Stray

1/3

It had been raining the day she died.

It was a romantic sort of death, a gradual fading away. A pallor that settled over her skin, a loss of interest in what was around her, a loss of her mind.

By the end she was an animated statue of cold pearly grey. And then she died.

It had been raining on the day of her interment.

Her parents had chosen the word, put it on the top of the notice that was posted on the Parish churches noticeboard, and the obituary that was placed in the village newspaper and the front of the little booklets with the order of service:

Interment of Jessica Ann Lewis
Saturday, January 1st 20—


They’d asked him to speak, too.

He’d declined.

It had been raining the day he left.

The perpetual rain, the pain of the last half a year of watching the girl he loved die had shown on the car he drove.

It was not a bad car, nor was it a particularly old one.

But he had forgotten it as he took her out for walks, trying to get her to see the beauty of the village that she had once shown him.

Trying to get her to admire the living green that crawled over the grey stone that made up almost every building in their little village.

She wouldn’t, couldn’t.

His car had been left to sink into the soggy, mossy ground; the paint to chip; the body to rust around the edges, becoming a sunset orange that she once would have loved.

He’d gone to the wake, for the briefest time, to say goodbye to all the people she had known.

They were people who had never liked him.
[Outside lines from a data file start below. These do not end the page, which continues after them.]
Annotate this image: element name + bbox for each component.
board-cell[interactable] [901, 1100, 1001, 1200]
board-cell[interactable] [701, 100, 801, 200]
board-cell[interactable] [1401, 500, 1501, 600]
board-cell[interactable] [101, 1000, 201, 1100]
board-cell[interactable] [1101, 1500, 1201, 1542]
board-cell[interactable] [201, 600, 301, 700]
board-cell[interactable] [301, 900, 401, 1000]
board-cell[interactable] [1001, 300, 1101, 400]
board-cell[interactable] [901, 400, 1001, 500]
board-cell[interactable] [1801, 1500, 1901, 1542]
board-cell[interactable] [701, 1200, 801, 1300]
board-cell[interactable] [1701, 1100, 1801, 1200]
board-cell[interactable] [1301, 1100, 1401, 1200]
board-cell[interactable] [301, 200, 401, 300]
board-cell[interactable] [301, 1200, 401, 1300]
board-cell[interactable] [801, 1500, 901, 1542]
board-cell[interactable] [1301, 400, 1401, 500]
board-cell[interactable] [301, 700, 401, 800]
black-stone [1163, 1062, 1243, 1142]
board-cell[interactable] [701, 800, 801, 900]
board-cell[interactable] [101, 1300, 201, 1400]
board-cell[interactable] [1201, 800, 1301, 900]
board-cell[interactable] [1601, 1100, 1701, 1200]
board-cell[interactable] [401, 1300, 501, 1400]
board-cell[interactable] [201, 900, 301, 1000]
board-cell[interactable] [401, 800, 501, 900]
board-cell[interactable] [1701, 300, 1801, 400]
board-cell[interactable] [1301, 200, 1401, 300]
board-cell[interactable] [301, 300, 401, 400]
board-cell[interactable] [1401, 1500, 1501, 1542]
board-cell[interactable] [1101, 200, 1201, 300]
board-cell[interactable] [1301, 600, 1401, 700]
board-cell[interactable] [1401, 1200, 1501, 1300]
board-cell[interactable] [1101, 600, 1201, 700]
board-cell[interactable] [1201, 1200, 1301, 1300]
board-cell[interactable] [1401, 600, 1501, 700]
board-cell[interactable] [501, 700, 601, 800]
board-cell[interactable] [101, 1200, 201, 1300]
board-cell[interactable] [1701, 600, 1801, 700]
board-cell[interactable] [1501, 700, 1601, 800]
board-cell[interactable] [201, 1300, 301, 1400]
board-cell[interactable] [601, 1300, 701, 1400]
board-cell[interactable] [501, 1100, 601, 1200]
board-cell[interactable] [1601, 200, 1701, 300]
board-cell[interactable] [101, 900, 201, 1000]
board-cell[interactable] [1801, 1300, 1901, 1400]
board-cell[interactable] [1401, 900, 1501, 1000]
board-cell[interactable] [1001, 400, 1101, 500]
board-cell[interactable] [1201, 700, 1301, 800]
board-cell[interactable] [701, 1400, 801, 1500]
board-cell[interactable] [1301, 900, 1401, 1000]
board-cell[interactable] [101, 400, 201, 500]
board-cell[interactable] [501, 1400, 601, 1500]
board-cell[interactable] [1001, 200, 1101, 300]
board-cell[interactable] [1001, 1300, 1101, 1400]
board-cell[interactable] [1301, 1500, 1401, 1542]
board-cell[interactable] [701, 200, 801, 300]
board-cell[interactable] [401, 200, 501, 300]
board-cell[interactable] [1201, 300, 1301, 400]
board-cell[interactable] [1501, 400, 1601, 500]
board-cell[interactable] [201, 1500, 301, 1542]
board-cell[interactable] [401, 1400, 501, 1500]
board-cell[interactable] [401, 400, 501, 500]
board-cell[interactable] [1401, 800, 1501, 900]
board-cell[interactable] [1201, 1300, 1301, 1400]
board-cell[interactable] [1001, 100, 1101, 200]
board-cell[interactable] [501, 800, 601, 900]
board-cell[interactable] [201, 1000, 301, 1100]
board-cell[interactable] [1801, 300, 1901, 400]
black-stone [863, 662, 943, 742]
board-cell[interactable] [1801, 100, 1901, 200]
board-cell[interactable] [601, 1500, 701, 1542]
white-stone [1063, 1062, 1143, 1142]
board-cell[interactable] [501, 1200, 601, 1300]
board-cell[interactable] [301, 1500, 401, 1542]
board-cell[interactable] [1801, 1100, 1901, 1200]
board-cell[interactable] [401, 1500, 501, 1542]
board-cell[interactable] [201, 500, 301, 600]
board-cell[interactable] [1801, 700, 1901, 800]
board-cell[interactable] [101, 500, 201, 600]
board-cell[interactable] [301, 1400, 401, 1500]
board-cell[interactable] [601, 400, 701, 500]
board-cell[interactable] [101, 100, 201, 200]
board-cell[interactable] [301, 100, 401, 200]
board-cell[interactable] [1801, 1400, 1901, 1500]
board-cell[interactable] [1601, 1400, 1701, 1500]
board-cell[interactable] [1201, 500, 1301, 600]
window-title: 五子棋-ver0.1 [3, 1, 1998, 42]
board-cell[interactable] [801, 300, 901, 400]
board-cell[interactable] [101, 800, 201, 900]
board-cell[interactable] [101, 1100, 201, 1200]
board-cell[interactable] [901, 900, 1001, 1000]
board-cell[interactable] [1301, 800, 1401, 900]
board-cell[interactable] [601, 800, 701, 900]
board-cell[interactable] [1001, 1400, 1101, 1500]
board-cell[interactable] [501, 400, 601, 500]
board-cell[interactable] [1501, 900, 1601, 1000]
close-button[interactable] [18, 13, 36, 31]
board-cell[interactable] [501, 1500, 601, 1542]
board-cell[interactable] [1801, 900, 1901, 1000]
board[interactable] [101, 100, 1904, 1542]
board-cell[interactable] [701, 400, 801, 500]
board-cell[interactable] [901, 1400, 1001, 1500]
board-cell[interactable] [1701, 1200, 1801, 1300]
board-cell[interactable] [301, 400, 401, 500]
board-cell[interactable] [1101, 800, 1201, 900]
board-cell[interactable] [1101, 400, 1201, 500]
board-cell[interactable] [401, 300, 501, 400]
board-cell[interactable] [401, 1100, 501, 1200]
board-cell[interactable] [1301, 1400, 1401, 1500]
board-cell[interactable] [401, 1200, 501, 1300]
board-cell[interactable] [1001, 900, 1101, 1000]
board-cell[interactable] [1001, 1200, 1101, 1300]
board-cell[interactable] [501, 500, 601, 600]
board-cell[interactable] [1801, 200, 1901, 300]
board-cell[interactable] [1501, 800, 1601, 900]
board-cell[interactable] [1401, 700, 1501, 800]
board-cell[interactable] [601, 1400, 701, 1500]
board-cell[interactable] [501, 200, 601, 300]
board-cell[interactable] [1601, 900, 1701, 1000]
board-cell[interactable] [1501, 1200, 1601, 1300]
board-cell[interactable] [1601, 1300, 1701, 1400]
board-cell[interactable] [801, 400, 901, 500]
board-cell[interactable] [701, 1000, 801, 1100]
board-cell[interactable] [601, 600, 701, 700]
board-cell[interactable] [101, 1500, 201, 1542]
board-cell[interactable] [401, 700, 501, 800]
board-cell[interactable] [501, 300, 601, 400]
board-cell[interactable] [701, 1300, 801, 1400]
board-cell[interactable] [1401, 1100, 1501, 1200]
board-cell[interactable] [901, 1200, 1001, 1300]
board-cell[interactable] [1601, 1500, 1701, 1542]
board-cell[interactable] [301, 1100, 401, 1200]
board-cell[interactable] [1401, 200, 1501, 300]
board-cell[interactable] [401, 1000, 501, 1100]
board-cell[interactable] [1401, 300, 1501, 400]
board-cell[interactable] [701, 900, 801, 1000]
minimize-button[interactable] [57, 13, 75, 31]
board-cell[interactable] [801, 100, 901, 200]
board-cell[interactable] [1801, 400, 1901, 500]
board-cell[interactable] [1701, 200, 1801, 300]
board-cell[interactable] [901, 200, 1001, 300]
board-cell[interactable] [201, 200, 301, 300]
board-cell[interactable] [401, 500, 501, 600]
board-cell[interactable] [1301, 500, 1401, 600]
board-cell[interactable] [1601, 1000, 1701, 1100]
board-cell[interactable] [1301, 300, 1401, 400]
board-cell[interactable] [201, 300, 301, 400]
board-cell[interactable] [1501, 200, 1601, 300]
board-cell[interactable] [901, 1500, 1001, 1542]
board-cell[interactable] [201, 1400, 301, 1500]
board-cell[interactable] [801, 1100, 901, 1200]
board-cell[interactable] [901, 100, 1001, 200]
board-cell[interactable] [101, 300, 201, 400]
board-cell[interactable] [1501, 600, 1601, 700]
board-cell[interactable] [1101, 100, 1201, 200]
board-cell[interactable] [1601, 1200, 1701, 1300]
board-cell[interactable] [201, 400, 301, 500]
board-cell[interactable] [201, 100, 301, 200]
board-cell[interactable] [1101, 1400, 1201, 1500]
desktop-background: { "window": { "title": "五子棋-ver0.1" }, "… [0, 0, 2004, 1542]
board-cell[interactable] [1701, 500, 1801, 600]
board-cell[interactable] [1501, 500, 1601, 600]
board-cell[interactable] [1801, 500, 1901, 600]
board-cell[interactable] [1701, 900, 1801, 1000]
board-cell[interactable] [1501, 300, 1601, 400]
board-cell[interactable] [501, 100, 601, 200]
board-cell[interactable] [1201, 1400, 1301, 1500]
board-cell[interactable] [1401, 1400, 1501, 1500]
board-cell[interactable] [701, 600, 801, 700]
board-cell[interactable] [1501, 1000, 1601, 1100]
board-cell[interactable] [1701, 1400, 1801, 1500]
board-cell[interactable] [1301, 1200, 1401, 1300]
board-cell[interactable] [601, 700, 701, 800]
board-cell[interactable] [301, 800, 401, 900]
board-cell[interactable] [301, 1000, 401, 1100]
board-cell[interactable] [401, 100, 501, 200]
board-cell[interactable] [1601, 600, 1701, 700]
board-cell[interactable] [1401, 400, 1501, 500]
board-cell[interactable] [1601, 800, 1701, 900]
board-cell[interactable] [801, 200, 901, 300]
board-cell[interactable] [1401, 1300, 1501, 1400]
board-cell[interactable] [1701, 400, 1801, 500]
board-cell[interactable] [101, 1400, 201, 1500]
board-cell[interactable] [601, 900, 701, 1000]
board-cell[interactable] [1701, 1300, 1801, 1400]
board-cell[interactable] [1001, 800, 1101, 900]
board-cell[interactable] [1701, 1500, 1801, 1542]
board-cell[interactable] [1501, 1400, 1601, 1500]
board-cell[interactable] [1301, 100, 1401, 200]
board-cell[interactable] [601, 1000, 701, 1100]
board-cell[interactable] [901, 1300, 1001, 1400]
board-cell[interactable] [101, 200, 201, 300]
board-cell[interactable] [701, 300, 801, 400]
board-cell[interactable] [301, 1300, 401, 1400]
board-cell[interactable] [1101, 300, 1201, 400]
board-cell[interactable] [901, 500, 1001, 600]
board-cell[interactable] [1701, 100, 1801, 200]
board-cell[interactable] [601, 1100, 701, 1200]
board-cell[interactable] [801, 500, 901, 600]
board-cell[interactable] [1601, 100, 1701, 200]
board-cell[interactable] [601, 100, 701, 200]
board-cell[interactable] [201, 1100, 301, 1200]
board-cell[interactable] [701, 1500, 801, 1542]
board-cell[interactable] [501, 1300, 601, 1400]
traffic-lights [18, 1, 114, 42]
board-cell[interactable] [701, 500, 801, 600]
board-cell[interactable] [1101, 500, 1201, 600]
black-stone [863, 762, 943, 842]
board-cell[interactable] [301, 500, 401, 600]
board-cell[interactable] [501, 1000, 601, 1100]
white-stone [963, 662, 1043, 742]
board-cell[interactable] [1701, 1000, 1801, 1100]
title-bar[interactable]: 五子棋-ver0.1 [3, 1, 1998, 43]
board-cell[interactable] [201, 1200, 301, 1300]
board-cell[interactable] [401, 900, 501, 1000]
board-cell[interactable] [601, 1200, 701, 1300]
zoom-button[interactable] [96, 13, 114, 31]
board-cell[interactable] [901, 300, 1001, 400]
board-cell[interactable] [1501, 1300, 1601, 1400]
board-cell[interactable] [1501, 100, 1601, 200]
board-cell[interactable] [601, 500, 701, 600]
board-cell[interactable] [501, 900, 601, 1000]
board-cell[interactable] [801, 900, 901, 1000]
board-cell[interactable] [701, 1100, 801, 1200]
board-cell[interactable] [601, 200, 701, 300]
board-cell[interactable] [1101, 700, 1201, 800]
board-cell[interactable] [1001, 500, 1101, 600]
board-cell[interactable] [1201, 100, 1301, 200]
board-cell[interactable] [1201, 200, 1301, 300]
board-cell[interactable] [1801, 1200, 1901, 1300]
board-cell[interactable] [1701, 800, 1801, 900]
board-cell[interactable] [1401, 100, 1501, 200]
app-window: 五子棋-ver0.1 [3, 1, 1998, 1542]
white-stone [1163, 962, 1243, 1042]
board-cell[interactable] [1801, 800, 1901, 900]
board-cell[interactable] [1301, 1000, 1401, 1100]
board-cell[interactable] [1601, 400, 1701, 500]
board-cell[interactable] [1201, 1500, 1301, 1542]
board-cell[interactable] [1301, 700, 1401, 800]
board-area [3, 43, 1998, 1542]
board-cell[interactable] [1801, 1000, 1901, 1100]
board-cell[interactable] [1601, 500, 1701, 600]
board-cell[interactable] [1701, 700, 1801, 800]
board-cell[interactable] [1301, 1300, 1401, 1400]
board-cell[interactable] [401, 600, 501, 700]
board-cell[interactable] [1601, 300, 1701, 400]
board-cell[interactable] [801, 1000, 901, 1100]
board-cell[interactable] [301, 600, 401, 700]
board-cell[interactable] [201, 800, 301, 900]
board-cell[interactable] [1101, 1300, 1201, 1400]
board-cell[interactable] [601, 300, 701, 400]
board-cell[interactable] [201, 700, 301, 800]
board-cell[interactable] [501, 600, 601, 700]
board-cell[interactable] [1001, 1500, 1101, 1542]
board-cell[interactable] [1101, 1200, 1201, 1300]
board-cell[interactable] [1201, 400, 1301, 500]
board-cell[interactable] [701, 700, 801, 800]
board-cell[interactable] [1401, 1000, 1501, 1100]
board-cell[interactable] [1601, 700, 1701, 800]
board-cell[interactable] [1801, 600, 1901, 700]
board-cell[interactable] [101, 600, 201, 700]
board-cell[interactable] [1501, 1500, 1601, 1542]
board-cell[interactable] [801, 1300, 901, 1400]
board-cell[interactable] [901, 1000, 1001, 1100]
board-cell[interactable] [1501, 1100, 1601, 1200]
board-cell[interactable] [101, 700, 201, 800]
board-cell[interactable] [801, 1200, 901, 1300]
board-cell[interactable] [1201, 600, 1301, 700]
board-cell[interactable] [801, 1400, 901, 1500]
Who had mistrusted, despised and shunned him, but they appreciated that he had loved her as just as keenly as and more desperately than they had done, and so they let their bad feelings and ill will get buried when Jessica was, and they said goodbye to him with real warmth and a desire to see him again.

He had left in his sunset car that night.

He had driven clear through the dark and through the rain, driven till he was on the other side of both.

Daybreak brought a sunrise that begged to be committed to a canvas.

It was one of the many thousands of things she would once have loved.

It was a Sunday.

He found a church.

It was a Catholic church, with a noticeboard advertising the times of Mass.

He parked his car under the board and went in, two full hours before Mass started.

It was beautiful inside. An opulent and decadent gift of adoration to the Lord Jesus they all loved.

He had only been inside one church before; the stone and moss church of Jessica’s hometown, and that only to please her. Only because she was by his side.

He had never been a Godly man, but he had admired God when he had seen Him in inside of Jessica. He loved the capacity for love God gave her, the boundless joy, the constant wonder at the beauty of the green grey and town she had known all her life.

He had not believed it when she had said God had given those qualities her. He had scoffed.

He believed it now.

He stayed for all four masses.

He sat at the front, with his head down, listening to everything that passed with a heavy sort of emptiness in his heart.

He left at sundown, carried on driving east.